Mrs O’s mother died over 30 years ago - much younger than both of us are now. We looked after her in her final years, and also her mother, who died in her 90s.
A standard question talking to people of her generation was - what did you do in the war? Well, the mother-in-law worked at Bletchley Park. It has come back into the news as the world has learned more about the code breakers in World War 2, especially those who cracked the Enigma codes used by the Germans. So as part of a recent vacation we decided to visit Bletchley Park where the whole site has been turned into a working museum.
Having signed the official secrets act, Mrs O’s mother always remained reticent about her activities, but we are pretty sure that she was one of thousands who spent their days as Morse code experts, noting down the stream of apparent gibberish that came through the airwaves. Most were billeted in sub-stations outside Bletchley, and dispatch riders would take their paperwork to Bletchley itself where the code breakers would work on it. As well as claiming to shorten the war by about two years, the work done there provided the foundation for modern computers.
So the Bletchley Park site had exhibitions, films and artefacts, including original huts that have remarkably survived, although were only rescued just in time before they keeled over for good. Prize exhibits included scraps of coding work sheets that should have been destroyed. They only survived because the huts were so draughty that - disobeying orders - the girls used to screw them up and stuff them into holes in the walls and ceilings. When it came to the restoration, there they were.
Apparently around nine thousand people worked at Bletchley Park by the end of the war, and there were many more thousands who came and went over the war years.
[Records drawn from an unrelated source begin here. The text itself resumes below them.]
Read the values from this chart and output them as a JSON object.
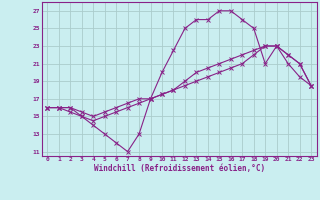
{
  "xlabel": "Windchill (Refroidissement éolien,°C)",
  "background_color": "#caeef0",
  "line_color": "#882288",
  "grid_color": "#aacccc",
  "xlim": [
    -0.5,
    23.5
  ],
  "ylim": [
    10.5,
    28
  ],
  "yticks": [
    11,
    13,
    15,
    17,
    19,
    21,
    23,
    25,
    27
  ],
  "xticks": [
    0,
    1,
    2,
    3,
    4,
    5,
    6,
    7,
    8,
    9,
    10,
    11,
    12,
    13,
    14,
    15,
    16,
    17,
    18,
    19,
    20,
    21,
    22,
    23
  ],
  "line1_x": [
    0,
    1,
    2,
    3,
    4,
    5,
    6,
    7,
    8,
    9,
    10,
    11,
    12,
    13,
    14,
    15,
    16,
    17,
    18,
    19,
    20,
    21,
    22,
    23
  ],
  "line1_y": [
    16,
    16,
    16,
    15,
    14,
    13,
    12,
    11,
    13,
    17,
    20,
    22.5,
    25,
    26,
    26,
    27,
    27,
    26,
    25,
    21,
    23,
    21,
    19.5,
    18.5
  ],
  "line2_x": [
    0,
    1,
    2,
    3,
    4,
    5,
    6,
    7,
    8,
    9,
    10,
    11,
    12,
    13,
    14,
    15,
    16,
    17,
    18,
    19,
    20,
    21,
    22,
    23
  ],
  "line2_y": [
    16,
    16,
    15.5,
    15,
    14.5,
    15,
    15.5,
    16,
    16.5,
    17,
    17.5,
    18,
    19,
    20,
    20.5,
    21,
    21.5,
    22,
    22.5,
    23,
    23,
    22,
    21,
    18.5
  ],
  "line3_x": [
    0,
    1,
    2,
    3,
    4,
    5,
    6,
    7,
    8,
    9,
    10,
    11,
    12,
    13,
    14,
    15,
    16,
    17,
    18,
    19,
    20,
    21,
    22,
    23
  ],
  "line3_y": [
    16,
    16,
    16,
    15.5,
    15,
    15.5,
    16,
    16.5,
    17,
    17,
    17.5,
    18,
    18.5,
    19,
    19.5,
    20,
    20.5,
    21,
    22,
    23,
    23,
    22,
    21,
    18.5
  ]
}
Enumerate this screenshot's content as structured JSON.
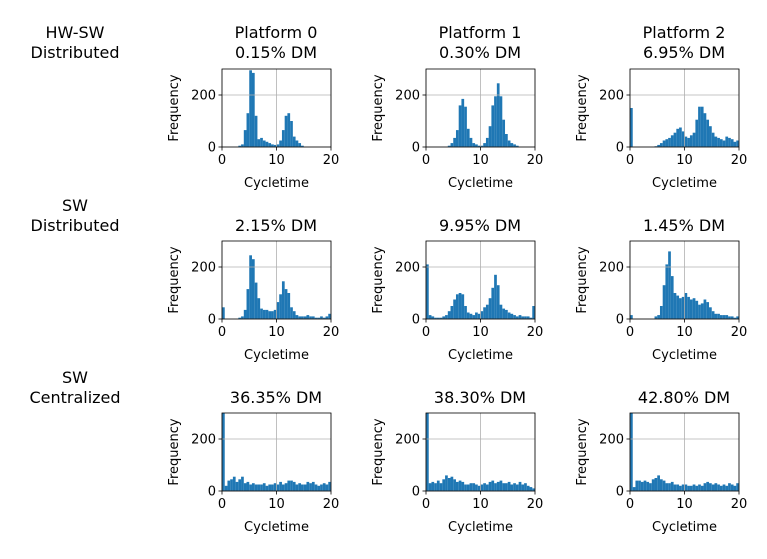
{
  "row_labels": [
    {
      "line1": "HW-SW",
      "line2": "Distributed"
    },
    {
      "line1": "SW",
      "line2": "Distributed"
    },
    {
      "line1": "SW",
      "line2": "Centralized"
    }
  ],
  "chart_data": [
    {
      "type": "bar",
      "title_line1": "Platform 0",
      "title": "0.15% DM",
      "xlabel": "Cycletime",
      "ylabel": "Frequency",
      "xlim": [
        0,
        20
      ],
      "ylim": [
        0,
        300
      ],
      "xticks": [
        0,
        10,
        20
      ],
      "yticks": [
        0,
        200
      ],
      "grid": true,
      "bin_width": 0.5,
      "values": [
        0,
        0,
        0,
        0,
        0,
        0,
        5,
        10,
        65,
        130,
        295,
        285,
        120,
        30,
        35,
        25,
        20,
        15,
        10,
        8,
        10,
        25,
        65,
        120,
        130,
        100,
        40,
        25,
        15,
        5,
        0,
        0,
        0,
        0,
        0,
        0,
        0,
        0,
        0,
        0
      ]
    },
    {
      "type": "bar",
      "title_line1": "Platform 1",
      "title": "0.30% DM",
      "xlabel": "Cycletime",
      "ylabel": "Frequency",
      "xlim": [
        0,
        20
      ],
      "ylim": [
        0,
        300
      ],
      "xticks": [
        0,
        10,
        20
      ],
      "yticks": [
        0,
        200
      ],
      "grid": true,
      "bin_width": 0.5,
      "values": [
        0,
        0,
        0,
        0,
        0,
        0,
        0,
        0,
        5,
        15,
        35,
        65,
        160,
        185,
        155,
        70,
        35,
        15,
        10,
        5,
        5,
        15,
        35,
        80,
        160,
        195,
        245,
        195,
        105,
        50,
        25,
        15,
        10,
        5,
        0,
        0,
        0,
        0,
        0,
        0
      ]
    },
    {
      "type": "bar",
      "title_line1": "Platform 2",
      "title": "6.95% DM",
      "xlabel": "Cycletime",
      "ylabel": "Frequency",
      "xlim": [
        0,
        20
      ],
      "ylim": [
        0,
        300
      ],
      "xticks": [
        0,
        10,
        20
      ],
      "yticks": [
        0,
        200
      ],
      "grid": true,
      "bin_width": 0.5,
      "values": [
        150,
        0,
        0,
        0,
        0,
        0,
        0,
        0,
        0,
        3,
        8,
        15,
        25,
        30,
        35,
        45,
        55,
        70,
        75,
        60,
        40,
        35,
        45,
        55,
        105,
        155,
        155,
        130,
        105,
        80,
        55,
        40,
        35,
        30,
        25,
        40,
        35,
        30,
        20,
        25
      ]
    },
    {
      "type": "bar",
      "title": "2.15% DM",
      "xlabel": "Cycletime",
      "ylabel": "Frequency",
      "xlim": [
        0,
        20
      ],
      "ylim": [
        0,
        300
      ],
      "xticks": [
        0,
        10,
        20
      ],
      "yticks": [
        0,
        200
      ],
      "grid": true,
      "bin_width": 0.5,
      "values": [
        45,
        0,
        0,
        0,
        0,
        0,
        5,
        10,
        35,
        115,
        245,
        230,
        140,
        80,
        40,
        35,
        35,
        30,
        30,
        35,
        65,
        95,
        145,
        115,
        100,
        45,
        30,
        15,
        10,
        10,
        10,
        15,
        10,
        10,
        5,
        5,
        10,
        5,
        10,
        20
      ]
    },
    {
      "type": "bar",
      "title": "9.95% DM",
      "xlabel": "Cycletime",
      "ylabel": "Frequency",
      "xlim": [
        0,
        20
      ],
      "ylim": [
        0,
        300
      ],
      "xticks": [
        0,
        10,
        20
      ],
      "yticks": [
        0,
        200
      ],
      "grid": true,
      "bin_width": 0.5,
      "values": [
        210,
        15,
        10,
        5,
        5,
        5,
        10,
        15,
        30,
        50,
        75,
        95,
        100,
        95,
        50,
        25,
        20,
        15,
        25,
        20,
        30,
        45,
        55,
        80,
        120,
        170,
        130,
        55,
        40,
        35,
        25,
        20,
        15,
        10,
        15,
        10,
        10,
        10,
        5,
        50
      ]
    },
    {
      "type": "bar",
      "title": "1.45% DM",
      "xlabel": "Cycletime",
      "ylabel": "Frequency",
      "xlim": [
        0,
        20
      ],
      "ylim": [
        0,
        300
      ],
      "xticks": [
        0,
        10,
        20
      ],
      "yticks": [
        0,
        200
      ],
      "grid": true,
      "bin_width": 0.5,
      "values": [
        15,
        0,
        0,
        0,
        0,
        0,
        0,
        0,
        0,
        10,
        15,
        50,
        130,
        210,
        260,
        165,
        100,
        90,
        80,
        85,
        100,
        85,
        75,
        80,
        70,
        55,
        60,
        75,
        65,
        45,
        30,
        20,
        20,
        15,
        15,
        15,
        10,
        10,
        5,
        10
      ]
    },
    {
      "type": "bar",
      "title": "36.35% DM",
      "xlabel": "Cycletime",
      "ylabel": "Frequency",
      "xlim": [
        0,
        20
      ],
      "ylim": [
        0,
        300
      ],
      "xticks": [
        0,
        10,
        20
      ],
      "yticks": [
        0,
        200
      ],
      "grid": true,
      "bin_width": 0.5,
      "values": [
        300,
        20,
        40,
        45,
        55,
        35,
        45,
        55,
        30,
        35,
        25,
        30,
        25,
        25,
        25,
        30,
        20,
        25,
        25,
        30,
        25,
        35,
        25,
        30,
        40,
        40,
        35,
        25,
        30,
        25,
        25,
        35,
        30,
        35,
        25,
        20,
        25,
        30,
        25,
        35
      ]
    },
    {
      "type": "bar",
      "title": "38.30% DM",
      "xlabel": "Cycletime",
      "ylabel": "Frequency",
      "xlim": [
        0,
        20
      ],
      "ylim": [
        0,
        300
      ],
      "xticks": [
        0,
        10,
        20
      ],
      "yticks": [
        0,
        200
      ],
      "grid": true,
      "bin_width": 0.5,
      "values": [
        300,
        30,
        35,
        30,
        40,
        30,
        45,
        60,
        50,
        55,
        45,
        35,
        40,
        35,
        25,
        25,
        30,
        30,
        25,
        20,
        25,
        30,
        25,
        35,
        40,
        30,
        35,
        40,
        30,
        30,
        35,
        25,
        30,
        25,
        35,
        25,
        30,
        20,
        15,
        10
      ]
    },
    {
      "type": "bar",
      "title": "42.80% DM",
      "xlabel": "Cycletime",
      "ylabel": "Frequency",
      "xlim": [
        0,
        20
      ],
      "ylim": [
        0,
        300
      ],
      "xticks": [
        0,
        10,
        20
      ],
      "yticks": [
        0,
        200
      ],
      "grid": true,
      "bin_width": 0.5,
      "values": [
        300,
        15,
        40,
        40,
        35,
        40,
        35,
        30,
        45,
        50,
        60,
        45,
        40,
        30,
        30,
        35,
        25,
        25,
        20,
        25,
        25,
        20,
        20,
        25,
        20,
        25,
        20,
        30,
        35,
        30,
        25,
        30,
        25,
        20,
        25,
        20,
        30,
        25,
        20,
        30
      ]
    }
  ]
}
There have been some good documentaries about the work that went on there, and two mainstream feature films. The most recent is The Imitation Game, starring Benedict Cumberbatch as the tortured soul of Alan Turing. Of course, as always, films simplify things. It would appear from The Imitation Game that four or five men did it all - a bit like Jerry Orbach and sidekick solve all the crimes in New York in Law and Order. But the real story would be hard to follow. And of course it is all put down to Bletchley in the UK - to the exclusion of other locations; also the pioneering work of the Poles in cracking codes is only presented in passing.
Perhaps the more entertaining film - although this time almost total fiction is Enigma. I really enjoyed that. It trundles along at a good pace, and keeps you guessing. And there are extra delights for those with quirky minds. Mick Jagger of the Rolling Stones was the producer - see if you can spot him as an extra. He’s there with a decidedly un-40s face. And then the main female lead, Kate Winslet, was expecting at the time, so you can have fun watching the careful camera angles and clothes to disguise the fact until the very end, when being pregnant was part of the story, and no padding was required.
It reminds me of a generally forgotten singer named Nancy Whiskey. She sang briefly with the Chas McDevitt Skiffle Group, and they recorded the Elizabeth Cotton folk song Freight Train - and copyrighted it in their own name until events and law suits caught up with them. It was a huge skiffle hit in 1957, and they did the Ed Sullivan Show in America on the back of it and sold a million. To cash in back home, Nancy was booked to sing in a dreadful 1958 British B picture called The Golden Disc, which was smuggled into America as The In-Between Age - a cringe-making title if ever there was one. (The lead actor was one of my favorites, Lee Patterson, a Canadian doomed to play Americans in nearly every British B picture of the fifties - motto - never turn down a part, no matter how bad it is...)
But there were several problems for Nancy. One was that the song was rubbish, a sort of poor man’s Freight Train mark 2. But the bigger problem - literally - was that by the time they came to shoot her sequence, Nancy was enormously pregnant; I would guess about eight months gone. The even bigger problem at the time was that she wasn’t married. The prospective father WAS married, but to someone else... In those 1950s days this was not the thing. So they stuck Nancy behind a mike and put a HUGE music stand in front of her - a bit like those old pictures of heavily pregnant brides resplendent in white at shot-gun weddings with the largest bouquet imaginable suitably positioned. In my own family history when I researched my grandfather I discovered he’d married my grandmother when she was “heavy with child,” and the certificate showed that the two witnesses at the wedding were her parents. I could never tell my ultra-“respectable” father this, although I confess I was sorely tempted at times. Anyway, back to Nancy - her career, from appearing on the Ed Sullivan show, then took a nosedive and she disappeared into domestic obscurity.
But it is scenes like Nancy and her music stand that really make my day in bad movies. I can sit on the sofa with my can of lager and laugh and laugh. Mrs O shakes her head sadly. She doesn’t understand.
But anyhow, what was I writing about? Oh yes, I remember - Bletchley Park. Yes, an interesting subject for an article, Bletchley Park. Someone might write a really instructive piece on Bletchley Park. I must have a try at it one of these days.